If you're tech-minded, the following charts will provide some data that should help outline the differences among the WiFi systems.

N (also known as "Wi-Fi 4") uses either the 2.4 GHz or 5 GHz band, supports 1-4 spatial streams, and 20 or 40* MHz-wide channels, although support for 4 spatial streams never shipped before AC came out.

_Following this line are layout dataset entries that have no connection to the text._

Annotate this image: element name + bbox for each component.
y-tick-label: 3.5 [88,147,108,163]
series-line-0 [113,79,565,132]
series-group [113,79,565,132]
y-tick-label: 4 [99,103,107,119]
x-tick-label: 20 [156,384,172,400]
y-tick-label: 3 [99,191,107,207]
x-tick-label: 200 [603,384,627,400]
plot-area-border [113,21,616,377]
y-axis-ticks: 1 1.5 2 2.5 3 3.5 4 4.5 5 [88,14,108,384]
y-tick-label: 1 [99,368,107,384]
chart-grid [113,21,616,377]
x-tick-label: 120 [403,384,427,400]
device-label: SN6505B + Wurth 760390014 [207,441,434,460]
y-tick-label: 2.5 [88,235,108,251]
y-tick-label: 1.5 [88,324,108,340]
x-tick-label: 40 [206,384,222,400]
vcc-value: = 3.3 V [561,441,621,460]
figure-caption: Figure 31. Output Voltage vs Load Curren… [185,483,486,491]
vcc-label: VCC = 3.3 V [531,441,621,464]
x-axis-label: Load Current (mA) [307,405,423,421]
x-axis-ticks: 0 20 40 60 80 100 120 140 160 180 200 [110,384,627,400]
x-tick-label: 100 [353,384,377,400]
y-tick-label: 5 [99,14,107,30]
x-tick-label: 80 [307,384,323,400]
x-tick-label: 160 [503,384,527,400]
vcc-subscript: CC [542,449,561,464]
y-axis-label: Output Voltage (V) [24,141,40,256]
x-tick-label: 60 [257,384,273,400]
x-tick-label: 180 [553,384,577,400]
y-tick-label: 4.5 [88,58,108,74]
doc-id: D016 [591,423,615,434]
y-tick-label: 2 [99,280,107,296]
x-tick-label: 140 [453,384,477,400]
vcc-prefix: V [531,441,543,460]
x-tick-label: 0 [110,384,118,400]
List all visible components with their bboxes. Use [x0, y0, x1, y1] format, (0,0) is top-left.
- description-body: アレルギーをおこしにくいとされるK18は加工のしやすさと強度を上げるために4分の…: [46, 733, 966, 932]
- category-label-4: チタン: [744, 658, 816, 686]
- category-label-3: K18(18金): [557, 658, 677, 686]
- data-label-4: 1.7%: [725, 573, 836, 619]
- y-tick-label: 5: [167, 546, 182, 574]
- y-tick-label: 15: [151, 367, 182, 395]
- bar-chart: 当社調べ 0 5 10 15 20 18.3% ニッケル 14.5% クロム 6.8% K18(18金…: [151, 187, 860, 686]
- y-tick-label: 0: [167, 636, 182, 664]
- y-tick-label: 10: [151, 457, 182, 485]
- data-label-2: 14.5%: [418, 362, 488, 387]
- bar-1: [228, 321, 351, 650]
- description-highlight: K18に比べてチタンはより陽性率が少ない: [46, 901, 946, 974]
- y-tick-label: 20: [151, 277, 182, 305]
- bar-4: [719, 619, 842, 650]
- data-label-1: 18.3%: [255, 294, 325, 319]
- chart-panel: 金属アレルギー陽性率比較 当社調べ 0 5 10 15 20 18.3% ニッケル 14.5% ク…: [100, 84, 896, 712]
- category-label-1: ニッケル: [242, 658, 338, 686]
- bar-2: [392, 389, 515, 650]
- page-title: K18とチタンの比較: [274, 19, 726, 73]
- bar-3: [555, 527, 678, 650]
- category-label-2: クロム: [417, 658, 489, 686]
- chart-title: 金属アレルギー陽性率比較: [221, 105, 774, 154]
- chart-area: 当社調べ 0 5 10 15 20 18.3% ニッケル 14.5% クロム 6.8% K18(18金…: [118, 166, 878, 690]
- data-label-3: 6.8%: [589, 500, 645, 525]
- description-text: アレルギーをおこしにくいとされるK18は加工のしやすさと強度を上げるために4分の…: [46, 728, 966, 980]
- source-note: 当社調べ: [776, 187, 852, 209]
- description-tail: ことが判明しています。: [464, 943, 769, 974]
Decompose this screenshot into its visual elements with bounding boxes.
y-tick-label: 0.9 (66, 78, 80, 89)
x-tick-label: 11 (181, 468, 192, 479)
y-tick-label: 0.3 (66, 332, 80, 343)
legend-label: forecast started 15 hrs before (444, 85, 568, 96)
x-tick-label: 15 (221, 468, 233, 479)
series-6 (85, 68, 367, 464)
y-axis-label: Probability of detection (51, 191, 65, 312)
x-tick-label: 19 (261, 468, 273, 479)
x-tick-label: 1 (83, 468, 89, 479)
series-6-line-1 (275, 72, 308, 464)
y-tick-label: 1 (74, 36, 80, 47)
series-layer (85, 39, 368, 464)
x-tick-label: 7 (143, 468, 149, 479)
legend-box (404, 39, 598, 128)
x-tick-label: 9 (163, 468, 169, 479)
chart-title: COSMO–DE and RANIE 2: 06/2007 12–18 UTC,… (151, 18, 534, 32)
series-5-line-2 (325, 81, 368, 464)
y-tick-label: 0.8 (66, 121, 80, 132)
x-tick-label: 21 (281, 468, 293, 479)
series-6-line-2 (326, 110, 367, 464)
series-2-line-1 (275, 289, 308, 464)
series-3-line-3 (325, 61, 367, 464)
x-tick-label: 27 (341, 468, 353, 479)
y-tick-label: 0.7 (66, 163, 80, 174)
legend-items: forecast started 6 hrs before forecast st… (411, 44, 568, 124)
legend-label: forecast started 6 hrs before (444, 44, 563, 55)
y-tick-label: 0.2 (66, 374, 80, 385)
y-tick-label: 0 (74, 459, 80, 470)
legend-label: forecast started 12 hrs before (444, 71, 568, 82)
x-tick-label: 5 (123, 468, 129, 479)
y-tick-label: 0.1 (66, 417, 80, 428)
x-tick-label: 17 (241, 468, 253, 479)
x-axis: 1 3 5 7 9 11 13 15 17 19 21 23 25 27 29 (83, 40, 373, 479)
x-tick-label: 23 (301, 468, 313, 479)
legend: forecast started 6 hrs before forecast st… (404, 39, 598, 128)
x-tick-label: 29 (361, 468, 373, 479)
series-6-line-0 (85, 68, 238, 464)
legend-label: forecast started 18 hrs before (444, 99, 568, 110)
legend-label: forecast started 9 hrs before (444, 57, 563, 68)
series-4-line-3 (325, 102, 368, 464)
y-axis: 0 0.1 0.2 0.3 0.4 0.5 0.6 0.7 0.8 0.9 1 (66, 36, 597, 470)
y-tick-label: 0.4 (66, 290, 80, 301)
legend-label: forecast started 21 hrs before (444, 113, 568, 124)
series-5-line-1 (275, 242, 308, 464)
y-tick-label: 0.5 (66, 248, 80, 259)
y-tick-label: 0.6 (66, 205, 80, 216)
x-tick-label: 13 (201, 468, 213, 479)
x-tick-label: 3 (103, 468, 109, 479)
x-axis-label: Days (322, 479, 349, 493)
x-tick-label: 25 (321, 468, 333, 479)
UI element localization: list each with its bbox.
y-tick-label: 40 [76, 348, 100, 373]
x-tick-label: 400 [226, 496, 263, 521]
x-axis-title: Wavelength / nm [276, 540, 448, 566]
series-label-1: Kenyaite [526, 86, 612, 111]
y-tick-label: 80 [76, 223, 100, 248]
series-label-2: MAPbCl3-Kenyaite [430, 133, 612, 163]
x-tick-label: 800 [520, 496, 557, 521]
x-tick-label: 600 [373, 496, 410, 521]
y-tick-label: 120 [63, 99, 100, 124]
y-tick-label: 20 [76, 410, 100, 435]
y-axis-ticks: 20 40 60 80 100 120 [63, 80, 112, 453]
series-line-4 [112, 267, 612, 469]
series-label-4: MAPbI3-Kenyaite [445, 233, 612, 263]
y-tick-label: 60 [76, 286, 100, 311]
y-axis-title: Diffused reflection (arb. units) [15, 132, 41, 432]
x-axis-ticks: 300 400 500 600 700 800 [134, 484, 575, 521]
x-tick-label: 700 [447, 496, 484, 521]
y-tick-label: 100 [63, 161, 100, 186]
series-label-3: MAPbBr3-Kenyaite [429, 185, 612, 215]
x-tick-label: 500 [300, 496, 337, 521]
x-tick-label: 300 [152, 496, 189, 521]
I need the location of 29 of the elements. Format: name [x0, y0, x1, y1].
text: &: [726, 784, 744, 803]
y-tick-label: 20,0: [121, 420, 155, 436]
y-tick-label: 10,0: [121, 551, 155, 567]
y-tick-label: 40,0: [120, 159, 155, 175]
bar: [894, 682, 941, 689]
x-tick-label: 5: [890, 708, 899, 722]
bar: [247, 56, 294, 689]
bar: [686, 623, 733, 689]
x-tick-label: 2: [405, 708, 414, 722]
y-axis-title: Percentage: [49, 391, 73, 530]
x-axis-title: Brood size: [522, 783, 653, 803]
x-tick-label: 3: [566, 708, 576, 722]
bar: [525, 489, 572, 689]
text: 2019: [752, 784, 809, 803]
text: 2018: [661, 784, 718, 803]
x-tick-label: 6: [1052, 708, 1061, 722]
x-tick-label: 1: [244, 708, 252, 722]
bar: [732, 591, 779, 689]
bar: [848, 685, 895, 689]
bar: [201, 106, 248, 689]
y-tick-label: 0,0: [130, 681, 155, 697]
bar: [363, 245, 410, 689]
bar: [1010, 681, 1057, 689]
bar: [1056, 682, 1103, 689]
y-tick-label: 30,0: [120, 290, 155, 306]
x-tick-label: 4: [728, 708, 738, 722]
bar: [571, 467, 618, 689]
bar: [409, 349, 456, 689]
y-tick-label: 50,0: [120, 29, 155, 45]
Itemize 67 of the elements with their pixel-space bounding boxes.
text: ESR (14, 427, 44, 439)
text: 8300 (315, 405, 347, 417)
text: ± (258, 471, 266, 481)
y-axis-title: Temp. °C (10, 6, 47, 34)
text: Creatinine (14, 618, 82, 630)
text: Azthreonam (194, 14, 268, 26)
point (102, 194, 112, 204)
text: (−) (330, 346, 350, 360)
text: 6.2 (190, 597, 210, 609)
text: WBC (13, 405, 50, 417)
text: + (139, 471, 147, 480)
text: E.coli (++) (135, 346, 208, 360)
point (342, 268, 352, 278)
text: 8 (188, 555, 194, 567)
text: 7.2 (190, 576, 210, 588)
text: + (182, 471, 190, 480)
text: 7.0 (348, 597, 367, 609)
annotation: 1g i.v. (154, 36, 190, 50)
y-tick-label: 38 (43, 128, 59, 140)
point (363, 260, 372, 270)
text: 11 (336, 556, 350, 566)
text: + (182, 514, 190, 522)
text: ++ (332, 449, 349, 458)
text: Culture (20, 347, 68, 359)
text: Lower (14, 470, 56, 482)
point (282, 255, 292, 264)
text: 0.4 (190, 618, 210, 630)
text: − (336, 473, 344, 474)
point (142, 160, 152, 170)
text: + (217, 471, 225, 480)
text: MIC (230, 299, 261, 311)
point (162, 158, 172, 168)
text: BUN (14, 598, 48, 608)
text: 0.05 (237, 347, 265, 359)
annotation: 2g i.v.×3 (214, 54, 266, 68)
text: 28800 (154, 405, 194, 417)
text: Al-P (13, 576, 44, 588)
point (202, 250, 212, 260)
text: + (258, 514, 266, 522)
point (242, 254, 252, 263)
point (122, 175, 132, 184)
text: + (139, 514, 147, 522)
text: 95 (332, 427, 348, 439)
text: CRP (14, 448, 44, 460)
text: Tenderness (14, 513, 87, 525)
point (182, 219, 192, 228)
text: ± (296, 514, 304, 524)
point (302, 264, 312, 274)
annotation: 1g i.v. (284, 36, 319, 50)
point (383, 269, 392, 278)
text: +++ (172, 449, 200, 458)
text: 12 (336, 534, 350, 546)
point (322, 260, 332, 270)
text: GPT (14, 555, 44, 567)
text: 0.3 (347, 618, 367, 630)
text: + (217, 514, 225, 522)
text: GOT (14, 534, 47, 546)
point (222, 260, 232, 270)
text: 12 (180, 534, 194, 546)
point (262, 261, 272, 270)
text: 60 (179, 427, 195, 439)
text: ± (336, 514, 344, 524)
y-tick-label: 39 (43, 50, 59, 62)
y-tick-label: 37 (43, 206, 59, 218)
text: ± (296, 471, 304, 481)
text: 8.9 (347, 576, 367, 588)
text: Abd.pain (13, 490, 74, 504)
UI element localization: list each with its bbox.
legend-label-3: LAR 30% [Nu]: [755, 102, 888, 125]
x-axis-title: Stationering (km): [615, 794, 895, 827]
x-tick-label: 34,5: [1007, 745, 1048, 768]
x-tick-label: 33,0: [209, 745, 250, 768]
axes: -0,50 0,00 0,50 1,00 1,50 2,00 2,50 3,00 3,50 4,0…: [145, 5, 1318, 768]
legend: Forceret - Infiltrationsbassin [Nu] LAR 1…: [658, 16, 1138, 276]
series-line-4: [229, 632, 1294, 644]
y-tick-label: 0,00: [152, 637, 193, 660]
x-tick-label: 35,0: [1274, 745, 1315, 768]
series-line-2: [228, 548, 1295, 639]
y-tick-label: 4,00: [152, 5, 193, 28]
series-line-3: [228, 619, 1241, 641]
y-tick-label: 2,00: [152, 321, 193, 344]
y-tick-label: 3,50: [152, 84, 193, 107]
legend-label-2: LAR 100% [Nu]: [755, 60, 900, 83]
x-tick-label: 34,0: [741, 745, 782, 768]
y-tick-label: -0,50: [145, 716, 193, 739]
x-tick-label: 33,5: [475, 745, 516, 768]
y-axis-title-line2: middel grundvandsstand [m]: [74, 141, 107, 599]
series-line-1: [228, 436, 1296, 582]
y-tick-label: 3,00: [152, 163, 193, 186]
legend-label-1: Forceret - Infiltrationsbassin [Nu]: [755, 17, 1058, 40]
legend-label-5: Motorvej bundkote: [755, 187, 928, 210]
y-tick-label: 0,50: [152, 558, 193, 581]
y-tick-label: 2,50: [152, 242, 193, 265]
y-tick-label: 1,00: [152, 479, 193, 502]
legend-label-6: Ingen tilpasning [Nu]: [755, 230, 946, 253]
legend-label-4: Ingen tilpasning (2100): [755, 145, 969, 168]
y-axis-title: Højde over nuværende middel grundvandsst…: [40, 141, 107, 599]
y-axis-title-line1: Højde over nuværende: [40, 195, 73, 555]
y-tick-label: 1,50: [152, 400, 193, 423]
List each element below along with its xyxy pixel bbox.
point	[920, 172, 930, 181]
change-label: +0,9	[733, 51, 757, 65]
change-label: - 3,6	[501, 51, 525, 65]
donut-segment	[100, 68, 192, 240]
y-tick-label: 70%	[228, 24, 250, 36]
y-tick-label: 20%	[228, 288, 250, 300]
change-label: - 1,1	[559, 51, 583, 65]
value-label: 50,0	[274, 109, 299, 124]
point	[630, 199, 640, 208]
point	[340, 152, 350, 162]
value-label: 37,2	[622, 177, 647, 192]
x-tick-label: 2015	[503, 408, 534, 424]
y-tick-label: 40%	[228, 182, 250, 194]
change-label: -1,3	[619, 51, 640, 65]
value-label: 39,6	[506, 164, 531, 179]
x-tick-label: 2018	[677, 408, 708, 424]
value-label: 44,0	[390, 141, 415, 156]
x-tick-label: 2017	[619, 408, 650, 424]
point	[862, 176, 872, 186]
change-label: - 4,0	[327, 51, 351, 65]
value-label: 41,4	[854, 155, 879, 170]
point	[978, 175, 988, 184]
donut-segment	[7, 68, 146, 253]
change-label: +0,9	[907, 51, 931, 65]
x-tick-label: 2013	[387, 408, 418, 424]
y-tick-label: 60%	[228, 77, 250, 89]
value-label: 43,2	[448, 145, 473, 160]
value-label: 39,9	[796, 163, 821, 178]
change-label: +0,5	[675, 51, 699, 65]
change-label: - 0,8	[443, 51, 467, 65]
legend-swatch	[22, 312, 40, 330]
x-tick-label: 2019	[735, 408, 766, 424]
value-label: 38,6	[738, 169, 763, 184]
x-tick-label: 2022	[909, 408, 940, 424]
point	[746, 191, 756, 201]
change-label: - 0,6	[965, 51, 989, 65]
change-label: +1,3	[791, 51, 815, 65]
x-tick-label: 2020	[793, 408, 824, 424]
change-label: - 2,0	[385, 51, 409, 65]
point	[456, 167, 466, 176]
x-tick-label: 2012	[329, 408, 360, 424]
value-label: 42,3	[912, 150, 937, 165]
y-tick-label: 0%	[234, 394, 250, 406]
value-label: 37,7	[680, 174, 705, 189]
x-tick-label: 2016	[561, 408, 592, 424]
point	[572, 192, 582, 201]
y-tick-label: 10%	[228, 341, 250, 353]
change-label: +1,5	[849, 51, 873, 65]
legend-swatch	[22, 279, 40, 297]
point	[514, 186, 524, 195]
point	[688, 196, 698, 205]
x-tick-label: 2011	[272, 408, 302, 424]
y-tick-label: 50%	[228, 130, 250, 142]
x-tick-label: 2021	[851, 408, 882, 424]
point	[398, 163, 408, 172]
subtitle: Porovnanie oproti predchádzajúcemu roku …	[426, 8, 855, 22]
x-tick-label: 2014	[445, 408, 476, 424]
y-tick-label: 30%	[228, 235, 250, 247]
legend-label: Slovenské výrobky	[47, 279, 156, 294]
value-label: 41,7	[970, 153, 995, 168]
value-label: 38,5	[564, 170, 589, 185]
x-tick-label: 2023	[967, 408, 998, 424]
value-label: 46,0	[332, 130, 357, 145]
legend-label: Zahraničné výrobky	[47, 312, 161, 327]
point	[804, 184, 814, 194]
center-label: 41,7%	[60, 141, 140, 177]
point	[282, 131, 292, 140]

The top signaling rate per spatial stream is as follows:

Channel width (MHz)	Max PHY rate per spatial stream (Mbps)
20	72
40*	150

*Note that although N and AX support 40 MHz-wide channels in 2.4 GHz, it's generally considered a poor choice to use anything other than 20 MHz-wide channels in the crowded 2.4 GHz band, especially if you want Bluetooth, which also uses the crowded 2.4 GHz band, to work.

AC (also known as "Wi-Fi 5") uses the 5 GHz band only*, supports 1-8 spatial streams, and 20, 40, 80, or 160 MHz-wide channels, although support for more than 3 spatial streams or 160 MHz-wide channels has been pretty rare. The top signaling rate per stream is as follows:

Channel width (MHz)	Max PHY rate per spatial stream (Mbps)
20	87 (1-2 SS) or 96 (3+ SS)
40	200
80	433
160	867

*Note that even though AC is 5GHz-only, all equipment that supports AC also supports N for 2.4 GHz operation. Some chipset vendors even do nonstandard proprietary tricks to do AC-like signaling in the 2.4 GHz band, but again, that's nonstandard (e.g., Broadcom TurboQAM).

AX (also known as "Wi-Fi 6") uses either the 2.4 GHz or 5 GHz band, supports up to 8 spatial streams (but again, support for more than 3 spatial streams is rare, especially among client devices), and supports 20 and 40* MHz-wide channels in either band, plus 80 or 160 MHz-wide channels in the 5GHz band. Support for 160 MHz-wide channels is pretty common (but not guaranteed) among AX equipment. The top signaling rate per stream is as follows:

Channel width (MHz)	Max PHY rate per spatial stream (Mbps)
20	143
40	287
80	600
160	1201

*Once again, note that it's widely considered best practice to limit your 2.4 GHz band's channel width to 20 MHz to leave room for Bluetooth and other uses of the band.

Setting Realistic Expectations

Achieving optimal Wi-Fi speeds involves considering various factors, including signal interference, router placement, and frequency bands. While both mesh networks and extenders have advantages, mesh networks generally provide better coverage and seamless connectivity. Additionally, understanding the speed differences between wired and Wi-Fi connections for fiber internet speeds can help you make informed decisions to meet your needs.